Responsible for approximately 22% of EU industrial CO2 emissions or 4% of total emissions, Europe’s steel industry has set ambitious climate targets. It aims to reduce emissions by 30% by 2030 and a massive 80-95% by 2050. However, such goals can only be reached with a major overhaul of the industry given the carbon intensity of a blast furnace.
Various technologies are at hand to reduce the industry’s emissions, including replacing coal with biomass, using hydrogen as an alternative fuel, or fitting steel plants with carbon capture and storage (CCS).
Whatever the main solutions adopted, analysis by German consultancy Roland Berger shows many of the technologies will take 20-30 years to get up and running.
Energy Monitor’s Weekly Data shows European steelmakers appear to be betting above all on a hydrogen-led future.

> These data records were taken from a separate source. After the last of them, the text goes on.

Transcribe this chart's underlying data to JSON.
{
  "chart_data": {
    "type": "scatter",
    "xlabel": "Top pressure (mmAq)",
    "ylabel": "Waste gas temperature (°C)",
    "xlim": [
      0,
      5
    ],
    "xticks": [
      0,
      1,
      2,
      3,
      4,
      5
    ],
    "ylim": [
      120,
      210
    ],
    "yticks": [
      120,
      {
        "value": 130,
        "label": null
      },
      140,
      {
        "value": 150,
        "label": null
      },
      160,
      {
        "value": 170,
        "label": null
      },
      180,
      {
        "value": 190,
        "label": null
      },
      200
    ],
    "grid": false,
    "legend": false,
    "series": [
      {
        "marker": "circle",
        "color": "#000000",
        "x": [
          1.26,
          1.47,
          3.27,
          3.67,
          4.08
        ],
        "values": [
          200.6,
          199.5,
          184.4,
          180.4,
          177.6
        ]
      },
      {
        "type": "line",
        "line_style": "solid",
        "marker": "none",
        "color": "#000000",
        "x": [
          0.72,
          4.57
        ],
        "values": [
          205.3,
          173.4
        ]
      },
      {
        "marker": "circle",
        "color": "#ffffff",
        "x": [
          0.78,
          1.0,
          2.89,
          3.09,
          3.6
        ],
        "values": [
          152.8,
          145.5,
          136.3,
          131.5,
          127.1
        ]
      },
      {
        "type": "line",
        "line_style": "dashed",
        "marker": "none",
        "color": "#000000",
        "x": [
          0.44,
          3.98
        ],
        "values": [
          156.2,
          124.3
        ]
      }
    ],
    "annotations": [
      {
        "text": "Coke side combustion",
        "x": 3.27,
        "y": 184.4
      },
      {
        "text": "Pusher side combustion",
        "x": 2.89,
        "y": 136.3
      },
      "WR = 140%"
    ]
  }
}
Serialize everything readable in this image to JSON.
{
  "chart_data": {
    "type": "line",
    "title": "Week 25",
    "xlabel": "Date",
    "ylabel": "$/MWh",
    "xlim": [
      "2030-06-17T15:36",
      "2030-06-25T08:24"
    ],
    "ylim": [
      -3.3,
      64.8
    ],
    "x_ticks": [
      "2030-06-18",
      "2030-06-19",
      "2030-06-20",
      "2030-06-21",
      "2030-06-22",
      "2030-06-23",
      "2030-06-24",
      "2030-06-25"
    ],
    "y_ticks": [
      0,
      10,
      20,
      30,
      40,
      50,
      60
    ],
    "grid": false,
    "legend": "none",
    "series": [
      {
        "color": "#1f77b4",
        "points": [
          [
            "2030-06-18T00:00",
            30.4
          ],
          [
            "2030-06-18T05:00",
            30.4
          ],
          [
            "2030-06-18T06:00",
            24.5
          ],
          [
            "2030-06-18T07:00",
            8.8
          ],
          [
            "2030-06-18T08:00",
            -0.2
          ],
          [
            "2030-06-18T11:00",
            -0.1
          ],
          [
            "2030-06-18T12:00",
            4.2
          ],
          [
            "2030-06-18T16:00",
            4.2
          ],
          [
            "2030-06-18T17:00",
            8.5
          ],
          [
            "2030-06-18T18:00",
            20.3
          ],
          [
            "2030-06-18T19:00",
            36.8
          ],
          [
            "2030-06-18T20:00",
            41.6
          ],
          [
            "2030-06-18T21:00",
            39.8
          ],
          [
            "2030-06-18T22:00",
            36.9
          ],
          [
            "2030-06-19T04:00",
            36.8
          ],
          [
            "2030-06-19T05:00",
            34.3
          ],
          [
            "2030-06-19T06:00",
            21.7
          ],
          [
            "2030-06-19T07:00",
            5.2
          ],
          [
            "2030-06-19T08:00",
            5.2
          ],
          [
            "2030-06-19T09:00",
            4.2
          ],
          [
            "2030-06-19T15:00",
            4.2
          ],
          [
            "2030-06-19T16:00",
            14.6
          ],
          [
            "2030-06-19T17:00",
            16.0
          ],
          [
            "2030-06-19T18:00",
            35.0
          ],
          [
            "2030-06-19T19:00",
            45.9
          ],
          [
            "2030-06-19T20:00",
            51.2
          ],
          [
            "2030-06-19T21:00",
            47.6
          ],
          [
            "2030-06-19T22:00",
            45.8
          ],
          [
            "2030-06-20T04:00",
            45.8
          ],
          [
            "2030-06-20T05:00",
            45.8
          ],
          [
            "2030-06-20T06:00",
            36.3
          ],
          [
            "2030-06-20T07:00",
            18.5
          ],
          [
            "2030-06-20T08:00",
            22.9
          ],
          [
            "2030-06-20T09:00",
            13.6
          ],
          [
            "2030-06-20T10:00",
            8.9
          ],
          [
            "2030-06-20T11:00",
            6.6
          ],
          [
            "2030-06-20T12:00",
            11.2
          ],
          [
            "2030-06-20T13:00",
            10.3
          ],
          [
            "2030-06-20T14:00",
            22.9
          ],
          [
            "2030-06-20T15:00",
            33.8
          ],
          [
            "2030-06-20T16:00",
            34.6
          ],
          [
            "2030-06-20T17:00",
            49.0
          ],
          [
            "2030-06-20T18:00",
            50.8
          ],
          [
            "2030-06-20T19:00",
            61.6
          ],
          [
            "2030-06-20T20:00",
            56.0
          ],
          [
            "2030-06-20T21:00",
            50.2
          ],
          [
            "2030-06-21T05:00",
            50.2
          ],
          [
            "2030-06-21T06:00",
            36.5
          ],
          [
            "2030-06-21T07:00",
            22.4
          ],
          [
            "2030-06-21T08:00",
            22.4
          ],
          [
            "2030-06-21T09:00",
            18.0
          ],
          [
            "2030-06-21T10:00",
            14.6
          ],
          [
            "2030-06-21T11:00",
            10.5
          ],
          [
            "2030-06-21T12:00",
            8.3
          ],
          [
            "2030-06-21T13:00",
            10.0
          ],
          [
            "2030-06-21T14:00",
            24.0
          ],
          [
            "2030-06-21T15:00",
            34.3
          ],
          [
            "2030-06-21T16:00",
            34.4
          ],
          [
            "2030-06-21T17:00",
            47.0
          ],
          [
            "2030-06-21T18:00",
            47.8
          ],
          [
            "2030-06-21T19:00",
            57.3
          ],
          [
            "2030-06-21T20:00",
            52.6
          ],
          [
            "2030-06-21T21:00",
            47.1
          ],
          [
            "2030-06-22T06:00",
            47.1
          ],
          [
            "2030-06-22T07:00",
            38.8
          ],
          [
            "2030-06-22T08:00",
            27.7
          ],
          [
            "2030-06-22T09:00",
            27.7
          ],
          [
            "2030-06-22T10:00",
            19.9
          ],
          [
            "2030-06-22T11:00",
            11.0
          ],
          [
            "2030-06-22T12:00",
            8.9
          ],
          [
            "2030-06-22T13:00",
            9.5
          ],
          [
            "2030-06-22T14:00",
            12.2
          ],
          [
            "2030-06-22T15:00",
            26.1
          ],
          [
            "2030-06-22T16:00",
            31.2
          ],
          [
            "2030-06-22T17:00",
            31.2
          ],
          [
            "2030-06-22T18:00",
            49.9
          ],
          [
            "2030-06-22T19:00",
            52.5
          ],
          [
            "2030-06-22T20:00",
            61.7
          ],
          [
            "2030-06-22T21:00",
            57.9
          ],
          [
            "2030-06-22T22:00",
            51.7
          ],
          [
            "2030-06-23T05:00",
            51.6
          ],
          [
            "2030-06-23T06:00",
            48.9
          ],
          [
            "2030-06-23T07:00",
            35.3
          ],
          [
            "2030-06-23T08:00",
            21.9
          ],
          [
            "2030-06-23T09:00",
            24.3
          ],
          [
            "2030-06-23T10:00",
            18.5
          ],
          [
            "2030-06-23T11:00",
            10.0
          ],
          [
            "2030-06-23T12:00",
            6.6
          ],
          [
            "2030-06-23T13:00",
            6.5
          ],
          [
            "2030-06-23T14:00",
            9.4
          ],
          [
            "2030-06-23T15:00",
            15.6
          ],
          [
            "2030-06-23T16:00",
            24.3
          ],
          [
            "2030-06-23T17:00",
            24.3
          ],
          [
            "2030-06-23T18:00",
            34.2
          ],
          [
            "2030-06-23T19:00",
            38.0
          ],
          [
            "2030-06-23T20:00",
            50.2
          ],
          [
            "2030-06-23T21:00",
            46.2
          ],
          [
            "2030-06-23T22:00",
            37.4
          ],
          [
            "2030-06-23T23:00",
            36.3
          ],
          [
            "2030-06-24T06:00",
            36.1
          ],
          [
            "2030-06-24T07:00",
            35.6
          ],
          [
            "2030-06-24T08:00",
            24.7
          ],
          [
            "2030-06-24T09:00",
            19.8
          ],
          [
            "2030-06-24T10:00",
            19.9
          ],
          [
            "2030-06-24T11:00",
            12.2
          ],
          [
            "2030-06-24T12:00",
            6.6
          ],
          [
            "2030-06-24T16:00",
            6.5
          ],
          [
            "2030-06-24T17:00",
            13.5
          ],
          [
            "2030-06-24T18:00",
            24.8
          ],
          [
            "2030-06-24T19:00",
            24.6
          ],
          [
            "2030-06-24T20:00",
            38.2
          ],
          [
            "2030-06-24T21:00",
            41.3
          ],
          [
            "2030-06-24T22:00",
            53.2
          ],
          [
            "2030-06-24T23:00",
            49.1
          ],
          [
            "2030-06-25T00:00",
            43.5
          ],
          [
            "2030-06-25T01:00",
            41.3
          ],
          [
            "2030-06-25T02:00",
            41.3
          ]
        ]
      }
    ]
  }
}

This is based on analysis from the Green Steel Tracker, a project developed by the Leadership Group for Industry Transition (LeadIT) that brings together companies and countries committed to net-zero emissions from industry. LeadIT was launched with the support of the World Economic Forum at the UN Secretary General’s Climate Action Summit in September 2019.
From a total of 28 projects aimed at decarbonising the steel industry, 22 are focused on hydrogen, with at least six stating explicitly that they plan to use green hydrogen, or hydrogen made from renewables-powered electrolysis. These projects are mainly located in Germany, with plants also in Austria and Spain.
ThyssenKrupp’s H2morrow in Duisburg, Germany, on the other hand, will run on blue hydrogen, or hydrogen made from natural gas with CCS. The plant plans to import natural gas from Norway and convert existing gas pipelines for hydrogen use.
The only pilot steel plant already running on hydrogen in Europe is HYBRIT's pilot in Luleå, Sweden. The first full-scale hydrogen-based steel making projects — Tata Steel’s Project H2ermes in the Netherlands and the H2 Green Steel project in Sweden —are due to come online in 2024.